Panel: Posing and Composing Selves
Copanelists: Maile Gresham and Barbara Zabel
Multicultural biography—especially of Asian American authorship—attained a momentum of widespread popularity in the 1980s–1990s due to the way in which the biographical form of culturally expressing first-person subjectivity was considered authoritative. But in the aftermath of the multiculturalist dispensation, the expectation of truth from literary conceptions for translating a cultural “self” has been put into question.
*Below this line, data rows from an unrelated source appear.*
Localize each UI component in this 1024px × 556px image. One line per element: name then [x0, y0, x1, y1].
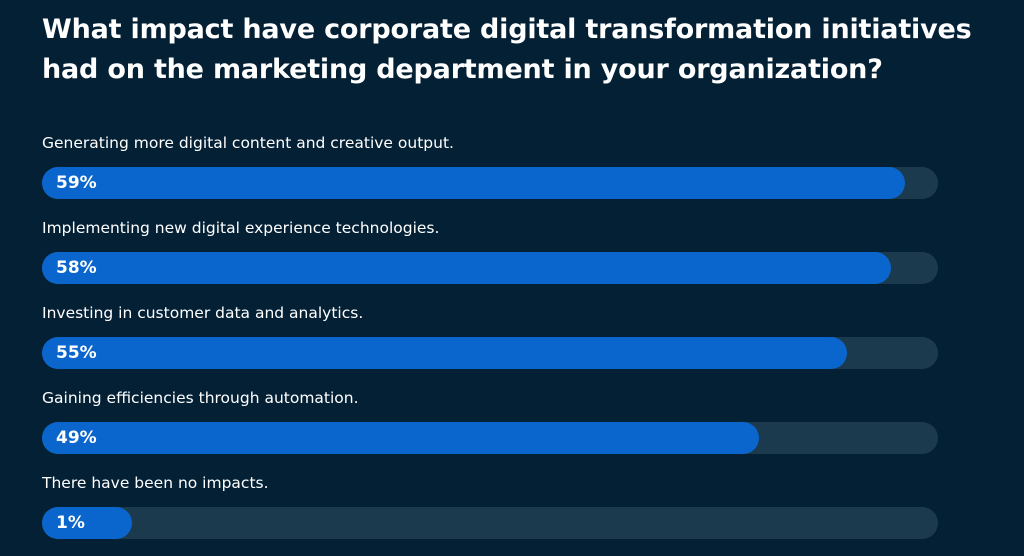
- category-label: Investing in customer data and analytics…: [42, 304, 364, 322]
- bar-value-label: 58%: [56, 258, 97, 278]
- bar: 58%: [42, 252, 891, 284]
- bar-value-label: 55%: [56, 343, 97, 363]
- chart-row: Investing in customer data and analytics…: [42, 301, 938, 386]
- chart-row: Generating more digital content and crea…: [42, 131, 938, 216]
- bar-value-label: 1%: [56, 513, 85, 533]
- chart-row: There have been no impacts. 1%: [42, 471, 938, 556]
- bar: 55%: [42, 337, 847, 369]
- bar: 1%: [42, 507, 132, 539]
- bar-track: 1%: [42, 507, 938, 539]
- bar-track: 55%: [42, 337, 938, 369]
- category-label: Generating more digital content and crea…: [42, 134, 454, 152]
- bar-value-label: 49%: [56, 428, 97, 448]
- category-label: There have been no impacts.: [42, 474, 269, 492]
- category-label: Implementing new digital experience tech…: [42, 219, 440, 237]
- chart-title: What impact have corporate digital trans…: [42, 14, 972, 85]
- bar-chart: Generating more digital content and crea…: [42, 131, 938, 556]
- chart-row: Gaining efficiencies through automation.…: [42, 386, 938, 471]
- bar-track: 59%: [42, 167, 938, 199]
- bar: 49%: [42, 422, 760, 454]
- bar-track: 49%: [42, 422, 938, 454]
- chart-row: Implementing new digital experience tech…: [42, 216, 938, 301]
- bar: 59%: [42, 167, 906, 199]
- category-label: Gaining efficiencies through automation.: [42, 389, 359, 407]
- bar-value-label: 59%: [56, 173, 97, 193]
- bar-track: 58%: [42, 252, 938, 284]
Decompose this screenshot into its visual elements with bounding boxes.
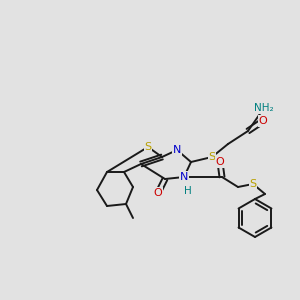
Text: O: O (259, 116, 267, 126)
Text: H: H (184, 186, 192, 196)
Text: S: S (249, 179, 256, 189)
Text: N: N (180, 172, 188, 182)
Text: S: S (144, 142, 152, 152)
Text: S: S (208, 152, 216, 162)
Text: O: O (154, 188, 162, 198)
Text: O: O (216, 157, 224, 167)
Text: NH₂: NH₂ (254, 103, 274, 113)
Text: N: N (173, 145, 181, 155)
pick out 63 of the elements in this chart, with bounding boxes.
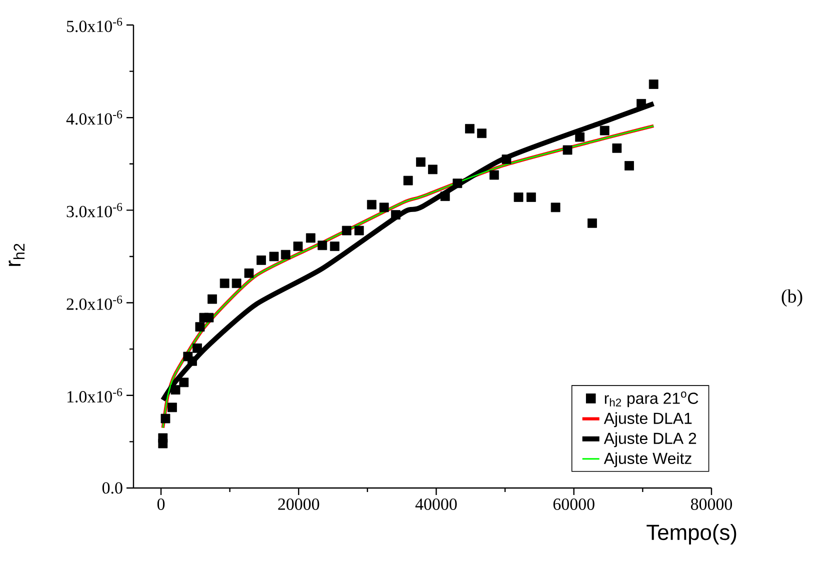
point [280,250,290,260]
point [318,240,328,250]
legend-label: Ajuste DLA 2 [604,432,696,448]
y-tick-label: 5.0x10$^{-6}$ [67,18,122,32]
point [220,278,230,288]
x-tick-label: 20000 [278,498,320,510]
point [391,210,400,220]
legend-label: Ajuste Weitz [604,452,692,468]
point [195,322,205,332]
point [367,200,376,210]
y-tick-label: 1.0x10$^{-6}$ [68,388,122,403]
point [550,202,560,212]
x-tick-label: 80000 [690,498,732,510]
point [526,192,536,202]
point [160,414,170,424]
point [612,143,622,153]
point [489,170,499,180]
point [403,176,413,186]
point [624,161,634,170]
point [306,233,316,243]
y-tick-label: 4.0x10$^{-6}$ [66,110,122,125]
y-tick-label: 0.0 [102,482,122,494]
point [192,343,202,353]
point [293,242,303,251]
point [158,438,168,448]
point [452,178,462,188]
point [416,157,426,167]
y-axis-title: r$_{h2}$ [8,244,24,266]
x-tick-label: 0 [157,498,165,510]
x-tick-label: 60000 [553,498,594,510]
x-axis-title: Tempo(s) [646,524,736,544]
legend-label: r$_{h2}$ para 21$^{o}$C [604,392,698,408]
point [636,99,646,108]
point [588,218,597,228]
point [256,255,266,265]
text: (b) [782,289,802,307]
point [514,192,524,202]
point [465,124,474,134]
point [440,192,450,201]
point [575,132,585,142]
point [170,385,180,395]
point [600,126,610,136]
point [179,378,189,388]
point [342,226,352,236]
legend-label: Ajuste DLA1 [604,412,692,428]
point [477,128,486,138]
x-tick-label: 40000 [415,498,457,510]
point [244,268,254,278]
point [188,356,197,366]
point [204,312,214,322]
y-tick-label: 3.0x10$^{-6}$ [66,203,122,218]
point [168,402,177,412]
point [502,154,512,164]
point [269,252,279,262]
point [428,164,438,174]
point [648,80,658,89]
point [562,145,572,155]
y-tick-label: 2.0x10$^{-6}$ [66,296,122,310]
point [208,294,217,304]
point [379,202,389,212]
point [330,242,340,251]
point [232,278,242,288]
point [354,226,364,236]
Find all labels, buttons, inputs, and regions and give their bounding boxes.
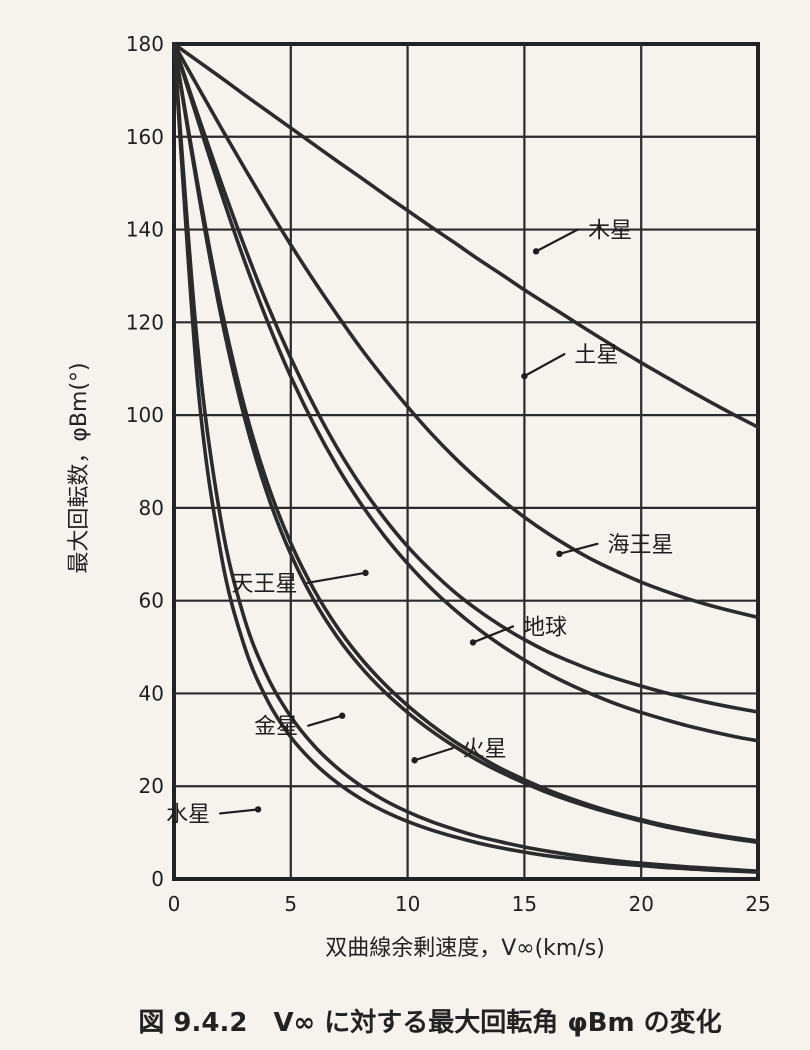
annotation-leader [471, 625, 515, 644]
annotation-dot [411, 757, 418, 764]
y-tick-label: 100 [126, 403, 164, 427]
series-annotation-label: 地球 [523, 615, 567, 640]
annotation-leader [534, 228, 580, 253]
series-line [172, 42, 760, 845]
x-axis-label: 双曲線余剰速度，V∞(km/s) [325, 936, 605, 961]
x-tick-label: 20 [628, 892, 653, 916]
annotation-leader [218, 808, 260, 815]
x-tick-label: 25 [745, 892, 770, 916]
x-tick-label: 0 [168, 892, 181, 916]
annotation-dot [469, 639, 477, 646]
annotation-leader [523, 353, 566, 378]
series-annotation-label: 木星 [588, 218, 632, 243]
series-line [172, 42, 760, 874]
y-tick-labels: 0 20 40 60 80 100 120 140 160 180 [126, 32, 164, 891]
series-line [172, 42, 760, 429]
figure-caption: 図 9.4.2 V∞ に対する最大回転角 φBm の変化 [138, 1007, 721, 1038]
y-tick-label: 80 [139, 496, 164, 520]
x-tick-label: 15 [512, 892, 537, 916]
y-tick-label: 60 [139, 589, 164, 613]
series-group [172, 42, 760, 874]
y-tick-label: 140 [126, 218, 164, 242]
y-tick-label: 40 [139, 681, 164, 705]
annotation-dot [532, 248, 540, 255]
annotation-dot [254, 806, 262, 813]
plot-frame [172, 42, 760, 881]
series-annotation-label: 金星 [254, 715, 298, 740]
annotation-dot [556, 550, 563, 558]
y-tick-label: 180 [126, 32, 164, 56]
x-tick-label: 5 [284, 892, 297, 916]
y-axis-label: 最大回転数，φBm(°) [67, 362, 92, 573]
annotation-dot [521, 372, 528, 380]
series-annotation-label: 火星 [463, 737, 507, 762]
y-tick-label: 0 [151, 867, 164, 891]
annotation-leader [306, 571, 367, 584]
series-annotation-label: 水星 [166, 802, 210, 827]
annotation-leader [558, 542, 599, 555]
annotation-dot [362, 569, 369, 577]
series-line [172, 42, 760, 620]
series-annotation-label: 天王星 [232, 572, 298, 597]
series-annotation-label: 海王星 [607, 533, 673, 558]
annotation-leader [413, 747, 454, 762]
annotation-leader [307, 714, 344, 727]
series-annotation-label: 土星 [574, 343, 618, 368]
x-tick-label: 10 [395, 892, 420, 916]
annotation-dot [338, 712, 346, 719]
y-tick-label: 120 [126, 310, 164, 334]
series-line [172, 42, 760, 873]
y-tick-label: 160 [126, 125, 164, 149]
y-tick-label: 20 [139, 774, 164, 798]
series-line [172, 42, 760, 743]
x-tick-labels: 0 5 10 15 20 25 [168, 892, 771, 916]
series-line [172, 42, 760, 714]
One such inquiry derives from performance theory and the argument that identification becomes unstable when viewers engage in staged representations of the “self,” since even the embodied subject of “race” confronts a host of preconceived notions that concern cultural translation as much as self and other paradigms. In view of the unfixable nature of identity itself, this paper undertakes an analysis of biographical reiterations in rapport with bodilyoriented video expressions. The equivocal nature of visual and textual portrayals of a given “self” can either contradict or substantiate the power of the “statement” in the practice of self-naming. In this way, artists have introduced the elusive figure of the “self” as a compositional subject, one that thwarts the multicultural expectation for professing and substantiating an “authentic” cultural identity.
Jane Chin Davidson is a Lecturer in Contemporary Art in the Asian American Studies Department at the University of California, Irvine. She is the 2008–2009 recipient of the ESRC Postdoctoral Fellowship in association with the Cultural Theory Institute at the University of Manchester. Her research and publications (including journal articles in Textile, NC Media, and Signs) focus on contemporary bodily-oriented artworks and subjects of artistic globalization.